Locked Down: San Francisco's Growing Historic Districts

I've written before about San Francisco's (and California's) tendency towards overrating and over-celebrating their "history." The fact is that modern California history began in 1849, which is not that long ago. By contrast, Englishmen were building permanent settlements on the East Coast during Shakespeare's lifetime. If, like me, you grew up in Virginia, you go on field trips to Civil War battlefields and Founding Father plantations. If you're a kid in SF, your field trips are visits to Spanish Missions (most of them are modern buildings built on the sites of old missions) and Indian burial grounds. Big whoop. The latest effort at preserving useless history is in San Francisco's South of Market area, or what my Dad used to call "Bumtown"
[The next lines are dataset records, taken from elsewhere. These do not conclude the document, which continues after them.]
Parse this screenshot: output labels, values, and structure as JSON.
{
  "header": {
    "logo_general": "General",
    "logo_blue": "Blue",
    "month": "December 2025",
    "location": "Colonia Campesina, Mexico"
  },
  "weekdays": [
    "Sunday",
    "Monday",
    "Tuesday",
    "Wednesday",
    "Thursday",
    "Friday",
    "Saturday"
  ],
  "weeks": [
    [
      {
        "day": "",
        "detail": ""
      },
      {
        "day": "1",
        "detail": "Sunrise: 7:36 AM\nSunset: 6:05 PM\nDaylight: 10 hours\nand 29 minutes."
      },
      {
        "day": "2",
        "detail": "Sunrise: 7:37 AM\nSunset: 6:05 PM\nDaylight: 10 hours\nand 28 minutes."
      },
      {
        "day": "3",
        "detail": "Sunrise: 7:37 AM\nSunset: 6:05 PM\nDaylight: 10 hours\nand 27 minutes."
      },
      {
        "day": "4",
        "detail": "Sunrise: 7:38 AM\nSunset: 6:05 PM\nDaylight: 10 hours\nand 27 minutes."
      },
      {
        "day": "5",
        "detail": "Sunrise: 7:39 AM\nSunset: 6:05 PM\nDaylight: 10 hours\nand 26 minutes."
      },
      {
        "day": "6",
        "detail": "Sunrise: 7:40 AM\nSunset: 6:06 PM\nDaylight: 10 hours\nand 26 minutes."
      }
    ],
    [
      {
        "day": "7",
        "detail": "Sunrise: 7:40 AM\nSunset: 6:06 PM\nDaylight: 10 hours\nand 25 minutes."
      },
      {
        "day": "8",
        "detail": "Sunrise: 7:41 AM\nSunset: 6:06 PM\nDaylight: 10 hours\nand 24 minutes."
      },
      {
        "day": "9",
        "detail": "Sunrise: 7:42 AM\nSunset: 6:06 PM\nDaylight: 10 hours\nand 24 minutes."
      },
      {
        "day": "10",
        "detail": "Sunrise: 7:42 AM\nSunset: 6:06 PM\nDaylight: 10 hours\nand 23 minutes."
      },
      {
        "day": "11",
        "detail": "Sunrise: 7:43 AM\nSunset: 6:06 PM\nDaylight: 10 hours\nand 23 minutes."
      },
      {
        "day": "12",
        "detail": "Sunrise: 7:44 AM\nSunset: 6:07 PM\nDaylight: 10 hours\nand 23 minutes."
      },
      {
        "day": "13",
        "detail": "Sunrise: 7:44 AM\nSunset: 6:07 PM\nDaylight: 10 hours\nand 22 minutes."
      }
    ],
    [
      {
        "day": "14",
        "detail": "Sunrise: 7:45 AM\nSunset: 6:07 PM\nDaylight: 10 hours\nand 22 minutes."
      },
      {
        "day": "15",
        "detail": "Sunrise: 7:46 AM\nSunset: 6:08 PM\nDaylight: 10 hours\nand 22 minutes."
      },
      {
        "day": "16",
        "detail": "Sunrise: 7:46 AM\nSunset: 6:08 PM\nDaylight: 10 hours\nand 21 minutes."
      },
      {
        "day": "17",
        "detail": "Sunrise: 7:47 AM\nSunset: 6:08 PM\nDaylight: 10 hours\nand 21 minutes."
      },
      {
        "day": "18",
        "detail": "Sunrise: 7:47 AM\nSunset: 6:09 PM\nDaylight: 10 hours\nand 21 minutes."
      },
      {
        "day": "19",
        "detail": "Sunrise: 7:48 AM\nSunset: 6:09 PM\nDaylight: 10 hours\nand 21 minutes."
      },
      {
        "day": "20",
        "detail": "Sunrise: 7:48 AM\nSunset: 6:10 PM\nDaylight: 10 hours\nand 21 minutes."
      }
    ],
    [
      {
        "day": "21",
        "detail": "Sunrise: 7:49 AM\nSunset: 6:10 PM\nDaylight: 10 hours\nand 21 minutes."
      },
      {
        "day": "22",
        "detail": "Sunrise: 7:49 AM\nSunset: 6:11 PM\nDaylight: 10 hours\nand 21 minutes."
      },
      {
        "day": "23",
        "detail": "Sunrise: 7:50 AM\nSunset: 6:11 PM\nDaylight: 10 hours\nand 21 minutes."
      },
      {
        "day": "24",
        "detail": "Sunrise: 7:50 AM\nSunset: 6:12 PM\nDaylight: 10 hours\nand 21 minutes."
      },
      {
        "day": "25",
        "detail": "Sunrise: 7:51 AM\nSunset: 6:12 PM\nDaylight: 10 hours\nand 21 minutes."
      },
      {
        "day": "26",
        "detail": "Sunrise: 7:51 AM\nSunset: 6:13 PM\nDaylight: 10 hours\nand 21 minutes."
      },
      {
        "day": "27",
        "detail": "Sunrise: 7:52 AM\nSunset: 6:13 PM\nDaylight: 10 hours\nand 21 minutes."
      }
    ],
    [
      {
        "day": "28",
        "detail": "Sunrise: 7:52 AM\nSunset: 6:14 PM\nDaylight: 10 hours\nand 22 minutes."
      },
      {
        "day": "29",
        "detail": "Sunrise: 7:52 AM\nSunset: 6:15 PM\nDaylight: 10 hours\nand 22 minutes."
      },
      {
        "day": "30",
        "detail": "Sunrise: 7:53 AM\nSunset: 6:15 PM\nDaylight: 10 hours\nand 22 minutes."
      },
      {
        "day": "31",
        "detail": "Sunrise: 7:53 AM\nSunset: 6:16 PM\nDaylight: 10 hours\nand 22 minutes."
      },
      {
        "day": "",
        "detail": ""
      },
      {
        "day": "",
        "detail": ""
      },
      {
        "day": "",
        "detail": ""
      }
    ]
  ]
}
The buildings lining the lone block of Sumner Street in San Francisco's South of Market district will never be mistaken for the Painted Ladies of Alamo Square.

The entrance off Howard Street is flanked by two-story warehouses from the 1920s, one concrete and one brick. The alley itself displays small buildings of various styles, including a one-story wooden home from 1906 with columns framing the door and a huge bay window.

Yet 11 buildings on the block, and 467 more on the blocks around it, are deemed "contributors" to what could become the city's largest historic district - a collection with few obvious landmarks that instead offers clues to the blue-collar city of the past.

This and similar landscapes deserve such attention; for too long they were taken for granted. The double-edged sword is that new layers of protections could undermine the varied architectural character that makes such areas distinct.

In the case of the proposed Western SoMa Light Industrial and Residential Historic District, that character is easy to miss.

The rational is that SOMA's buildings are part of the City's "blue collar" history. Maybe. But, we're talking about an area filled with warehouses, flophouses, and dive bars. There are some stray urban hipsters living there, but mostly it's bums and low-income housing types. And if SF cares about its "blue collar" history, why does the City otherwise pursue policies - high tax, high, environmental regs, rent control - that are practically designed to drive blue collar jobs out? Mostly, though, I don't think any of the proponents for this "historic" district can identify what historically important events or persons are linked to the site. At the bare minimum, the standard for preserving any building should be: is there a PhD thesis attached to this site?

Of course, the point of declaring this useless area "historic" is not so the City can fill it up with historic re-enactors playacting as Wobblies and longshoremen. It's to stop the dreaded "development," and SOMA is a place that is perpetually ripe for development, but which always seems to miss the development bus, mostly because busybody progressives declare SOMA to be off-limits for one reason or another. During the Internet Bubble era, for example, there was a big local stink over the construction of a few condo-lofts in the area, some of the few nice areas in SOMA and thus thoroughly objectionable.

Historic or not, the place is an eyesore. If SOMA was truly historic, locals would have "preserved" it on their own. You don't need some mayoral proclamation declaring the place to be "historic."